В принципе, риск рассматривается через призму ситуации и порога катастрофы. Различия в критериях отбора риска, применительно к конкретным политическим ситуациям предостаточно, но релятивистская трактовка рисковых обстоятельств предполагает принятие во внимание группового кругозора акторами после внимания к качественным ценностным установкам и характер ее культуры, а также качество лидеров, которыми они располагают [81].

Следует подчеркнуть, что, представляя Запад в целом, англосаксы неукоснительно следуют протестантской этике и активно распространяют ее в сложных антикризисных делах по всему миру, включая в понятие риска:

• ситуацию контингенции (от латинского contingere — случиться, соприкасаться, т. е. необходимость, возможность иного, связанная, скорее всего с какой-то опять-таки необходимой и множественной зависимостью);

• неопределенность наступления как желательного, так и нежелательного будущего;

• зависимость неопределенного (в настоящее время) события будущего от решения, которое будет принято (или не принято) в настоящем;

• взаимосвязь временных и социальных контингенции;

• признание существования известных и неизвестных рисков, коммуницируемых (выразимых в сообщениях) и некоммуницируемых рисков («что-то плохое может случиться») [82].

США и Великобритания при всей нарочитой несогласованности совмещают стратегии преодоления угроз безопасности в региональном и глобальном измерениях, предпочитают страховать политические риски действием (силовым в первую очередь) и всегда рассчитывают на упреждающий удар [83].

Не случайно же США сегодня широко применяет свои и коллективные специальные операции (СО) в мировой политике, считают необходимым вести сразу 4 войны:

• первая — в Ираке (ее затяжной характер обуславливает исключительную конфронтационность всех военно-политических методов англосаксов и их союзников на Большом Ближнем Востоке);

• вторая — в Афганистане (характеризуется широкомасштабными действиями Великобритании ее союзников по борьбе с терроризмом);

• третья — на Филиппинах (ее США начали более ста лет назад и никак не могут закончить до сих пор);

• четвертая — в Судане (именно оттуда летом 2003 года США перебросили контингент военнослужащих с целью опять-таки борьбы с терроризмом.

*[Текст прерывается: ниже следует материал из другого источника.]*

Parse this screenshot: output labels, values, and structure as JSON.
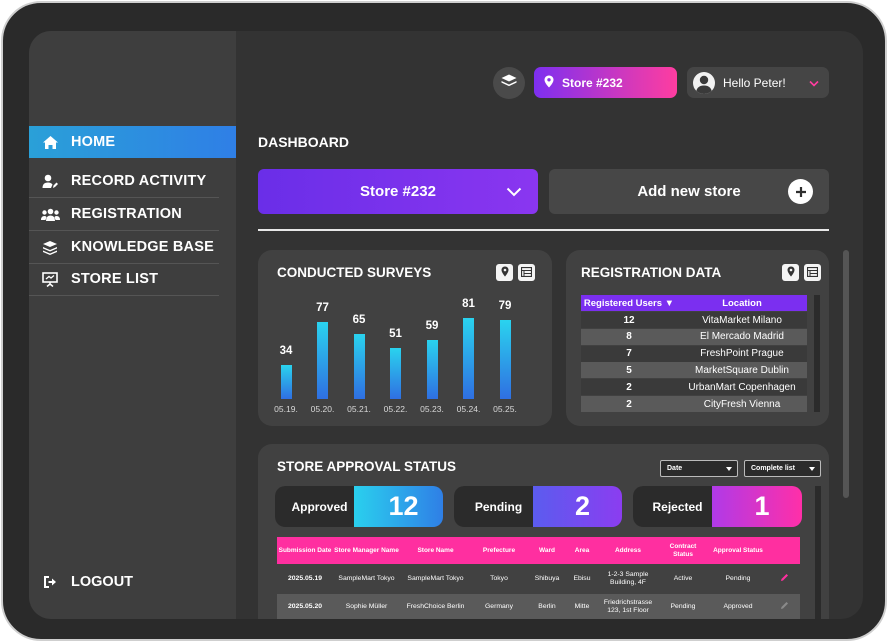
{
  "sidebar": {
    "items": [
      {
        "label": "HOME",
        "icon": "home-icon",
        "active": true
      },
      {
        "label": "RECORD ACTIVITY",
        "icon": "user-edit-icon"
      },
      {
        "label": "REGISTRATION",
        "icon": "users-icon"
      },
      {
        "label": "KNOWLEDGE BASE",
        "icon": "stack-icon"
      },
      {
        "label": "STORE LIST",
        "icon": "presentation-board-icon"
      }
    ],
    "logout_label": "LOGOUT"
  },
  "header": {
    "layers_icon": "layers-icon",
    "store_label": "Store #232",
    "user_greeting": "Hello Peter!"
  },
  "dashboard": {
    "title": "DASHBOARD",
    "store_select": "Store #232",
    "add_store": "Add new store"
  },
  "surveys": {
    "title": "CONDUCTED SURVEYS"
  },
  "chart_data": {
    "type": "bar",
    "title": "CONDUCTED SURVEYS",
    "categories": [
      "05.19.",
      "05.20.",
      "05.21.",
      "05.22.",
      "05.23.",
      "05.24.",
      "05.25."
    ],
    "values": [
      34,
      77,
      65,
      51,
      59,
      81,
      79
    ],
    "value_labels": [
      "34",
      "77",
      "65",
      "51",
      "59",
      "81",
      "79"
    ],
    "ylim": [
      0,
      100
    ],
    "grid": false,
    "colors": {
      "top": "#2ad3ee",
      "bottom": "#2f6fe2"
    }
  },
  "registration": {
    "title": "REGISTRATION DATA",
    "headers": [
      "Registered Users ▼",
      "Location"
    ],
    "rows": [
      {
        "users": "12",
        "location": "VitaMarket Milano"
      },
      {
        "users": "8",
        "location": "El Mercado Madrid"
      },
      {
        "users": "7",
        "location": "FreshPoint Prague"
      },
      {
        "users": "5",
        "location": "MarketSquare Dublin"
      },
      {
        "users": "2",
        "location": "UrbanMart Copenhagen"
      },
      {
        "users": "2",
        "location": "CityFresh Vienna"
      }
    ]
  },
  "approval": {
    "title": "STORE APPROVAL STATUS",
    "filter_date": "Date",
    "filter_list": "Complete list",
    "stats": [
      {
        "label": "Approved",
        "value": "12",
        "color": "#2fb8e8"
      },
      {
        "label": "Pending",
        "value": "2",
        "color": "#6b46ec"
      },
      {
        "label": "Rejected",
        "value": "1",
        "color": "#e02fc4"
      }
    ],
    "headers": [
      "Submission Date",
      "Store Manager Name",
      "Store Name",
      "Prefecture",
      "Ward",
      "Area",
      "Address",
      "Contract Status",
      "Approval Status"
    ],
    "rows": [
      [
        "2025.05.19",
        "SampleMart Tokyo",
        "SampleMart Tokyo",
        "Tokyo",
        "Shibuya",
        "Ebisu",
        "1-2-3 Sample Building, 4F",
        "Active",
        "Pending"
      ],
      [
        "2025.05.20",
        "Sophie Müller",
        "FreshChoice Berlin",
        "Germany",
        "Berlin",
        "Mitte",
        "Friedrichstrasse 123, 1st Floor",
        "Pending",
        "Approved"
      ]
    ]
  }
}
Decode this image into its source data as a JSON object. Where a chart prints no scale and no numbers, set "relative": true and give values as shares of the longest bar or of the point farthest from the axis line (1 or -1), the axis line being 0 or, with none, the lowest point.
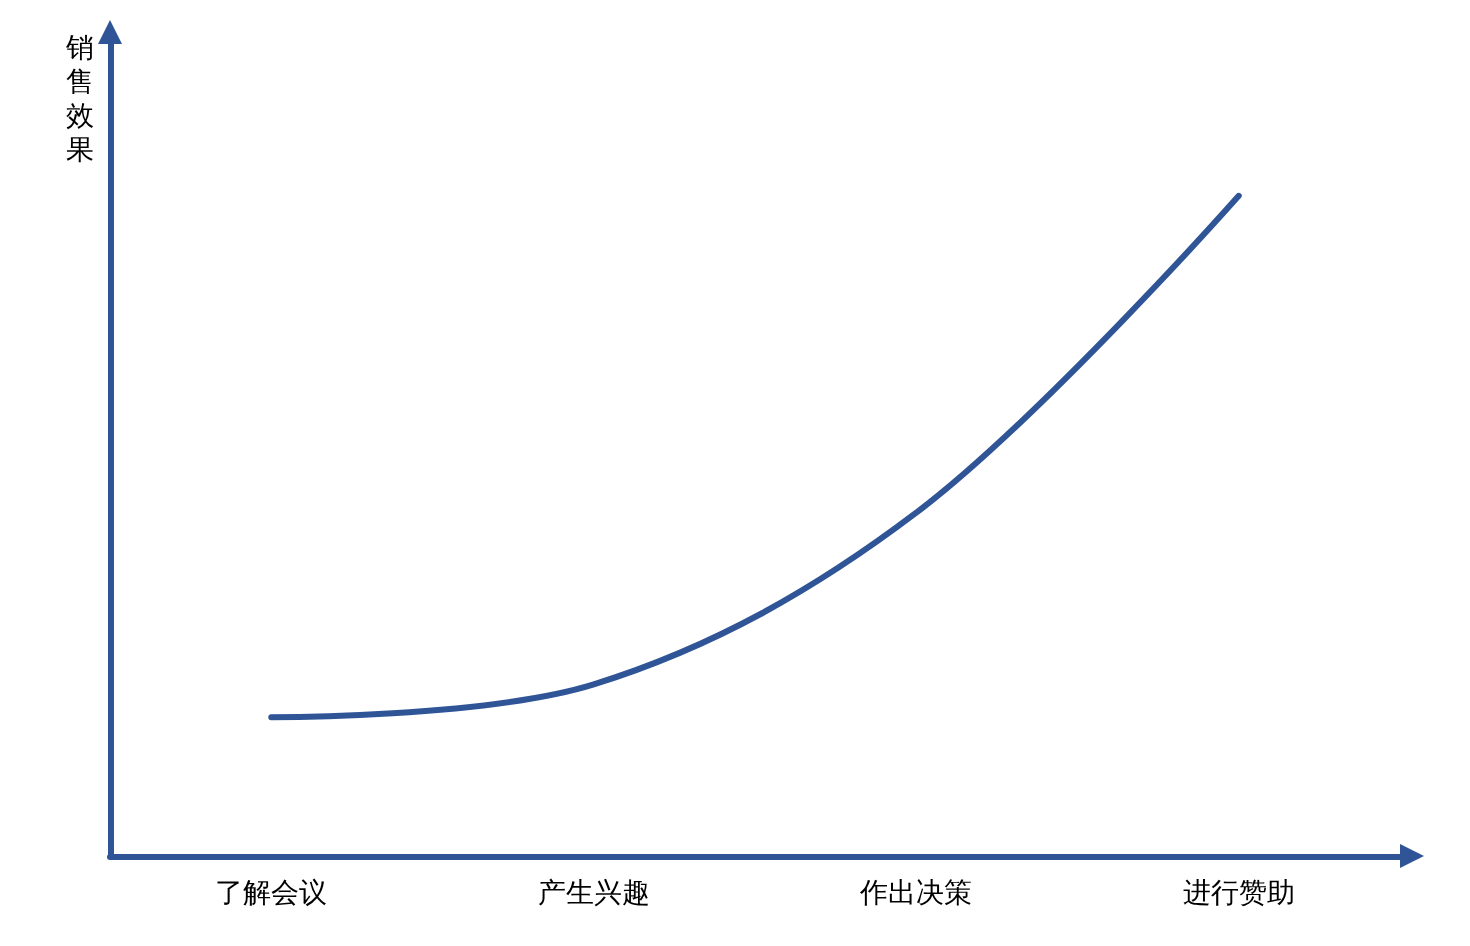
{
  "chart_data": {
    "type": "line",
    "ylabel": "销售效果",
    "categories": [
      "了解会议",
      "产生兴趣",
      "作出决策",
      "进行赞助"
    ],
    "relative": true,
    "series": [
      {
        "color": "#2f5597",
        "values": [
          0.21,
          0.26,
          0.52,
          1
        ]
      }
    ],
    "marker": "none",
    "grid": false
  }
}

Фактически война в Судане продолжается с 1962 г.) [84].

В своем комплексе вышеперечисленные меры по преодолению всевозможных рисков безопасности олицетворяются США и их союзниками под лозунгом борьбы с глобальным терроризмом, олицетворяя «право сильного» подавлять спровоцированный любым способом «скрытого врага» [85].

Политический ислам с учетом фактора Палестины стал главной мишенью для атак мощно организованного англосаксонского протестантизма.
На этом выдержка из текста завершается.